The summit, together with Obama’s trip to Africa in 2013, and another visit promised before he leaves office, might go some distance to overcome disappointment that he did not pay the continent more attention in his first term.

The president visited Senegal, South Africa and Tanzania in 2013, promising agricultural, energy and development initiatives.

He had a short visit to Ghana in 2009 — his only visit to sub-Saharan Africa in his first term.

Obama promised during his 2013 trip to Africa to help build “Africa for Africans” and argued that the region’s growing economic potential could help it shake off its reputation as simply a recipient of foreign aid.

Despite talk of the U.S. competing with China for a power grab in Africa, and China pouring billions of dollars of trade and investment into the continent, Obama cautioned against the idea that a new proxy Cold War could play out in Africa, AFP reports.

“This is not a zero-sum game. This is not the Cold War. You’ve got one global market, and if countries that are now entering into middle-income status see Africa as a big opportunity for them, that can potentially help Africa,” Obama told reporters.

Obama also said that countries that saw Africa simply as a source of raw materials would not serve Africans well.

The Obama administration has increased involvement in regional conflicts in Africa. The U.S. military last week started transporting the first elements of a Rwandan battalion to the Central African Republic, where they will join an African Union mission.

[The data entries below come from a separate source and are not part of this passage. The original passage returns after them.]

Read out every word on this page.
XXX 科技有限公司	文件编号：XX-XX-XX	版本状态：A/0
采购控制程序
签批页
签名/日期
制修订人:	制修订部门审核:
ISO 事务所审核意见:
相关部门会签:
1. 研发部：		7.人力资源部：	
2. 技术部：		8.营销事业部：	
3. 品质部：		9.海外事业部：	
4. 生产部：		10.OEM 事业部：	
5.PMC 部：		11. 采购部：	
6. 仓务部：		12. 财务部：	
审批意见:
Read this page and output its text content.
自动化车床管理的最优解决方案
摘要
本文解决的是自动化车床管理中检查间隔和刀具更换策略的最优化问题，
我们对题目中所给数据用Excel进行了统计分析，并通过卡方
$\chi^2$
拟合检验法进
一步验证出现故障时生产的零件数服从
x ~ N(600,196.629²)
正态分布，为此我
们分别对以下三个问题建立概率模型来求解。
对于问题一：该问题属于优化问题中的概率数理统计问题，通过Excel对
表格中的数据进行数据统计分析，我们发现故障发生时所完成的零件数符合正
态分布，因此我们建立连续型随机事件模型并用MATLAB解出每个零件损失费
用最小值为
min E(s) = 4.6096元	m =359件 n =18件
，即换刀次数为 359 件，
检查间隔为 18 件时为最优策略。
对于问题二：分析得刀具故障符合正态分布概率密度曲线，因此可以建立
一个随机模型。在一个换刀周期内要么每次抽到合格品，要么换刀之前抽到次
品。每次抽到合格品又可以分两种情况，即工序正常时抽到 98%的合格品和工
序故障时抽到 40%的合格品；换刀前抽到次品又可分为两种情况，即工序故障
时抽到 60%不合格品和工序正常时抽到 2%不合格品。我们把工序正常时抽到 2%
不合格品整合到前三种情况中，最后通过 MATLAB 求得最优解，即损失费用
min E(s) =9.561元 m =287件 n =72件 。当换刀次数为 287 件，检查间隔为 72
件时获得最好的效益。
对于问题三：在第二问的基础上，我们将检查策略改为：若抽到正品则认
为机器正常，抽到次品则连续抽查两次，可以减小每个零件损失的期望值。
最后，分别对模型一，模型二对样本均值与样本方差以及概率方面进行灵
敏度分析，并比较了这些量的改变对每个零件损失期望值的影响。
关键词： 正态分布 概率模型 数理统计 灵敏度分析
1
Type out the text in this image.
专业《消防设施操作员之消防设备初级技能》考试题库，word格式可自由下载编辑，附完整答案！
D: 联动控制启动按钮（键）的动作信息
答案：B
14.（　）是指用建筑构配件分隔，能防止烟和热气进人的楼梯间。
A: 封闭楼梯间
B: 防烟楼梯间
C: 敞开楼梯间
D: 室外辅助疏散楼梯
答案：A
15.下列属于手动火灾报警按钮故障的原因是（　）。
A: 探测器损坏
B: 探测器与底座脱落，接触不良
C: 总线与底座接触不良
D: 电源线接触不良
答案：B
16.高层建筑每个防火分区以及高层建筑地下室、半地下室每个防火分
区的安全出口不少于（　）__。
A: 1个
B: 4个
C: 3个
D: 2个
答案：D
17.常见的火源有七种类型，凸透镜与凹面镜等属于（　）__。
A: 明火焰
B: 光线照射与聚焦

International forces are trying to restore order after the country plunged into sectarian warfare following a March coup in which the mainly Muslim Seleka rebel group overthrew president Francois Bozize.

U.S. forces in December rescued Americans fleeing violence in South Sudan. Washington helped mediate the country’s independence from Sudan.

In 2011, Obama sent military trainers to Uganda to help hunt down the Lord’s Resistance Army and its leader, Joseph Kony.

Washington is also increasingly concerned about Al-Qaeda on the continent. In October, U.S. Navy SEALs raided a hideout of an al-Shabaab leader on the Somali coast but withdrew after a firefight, AFP reports.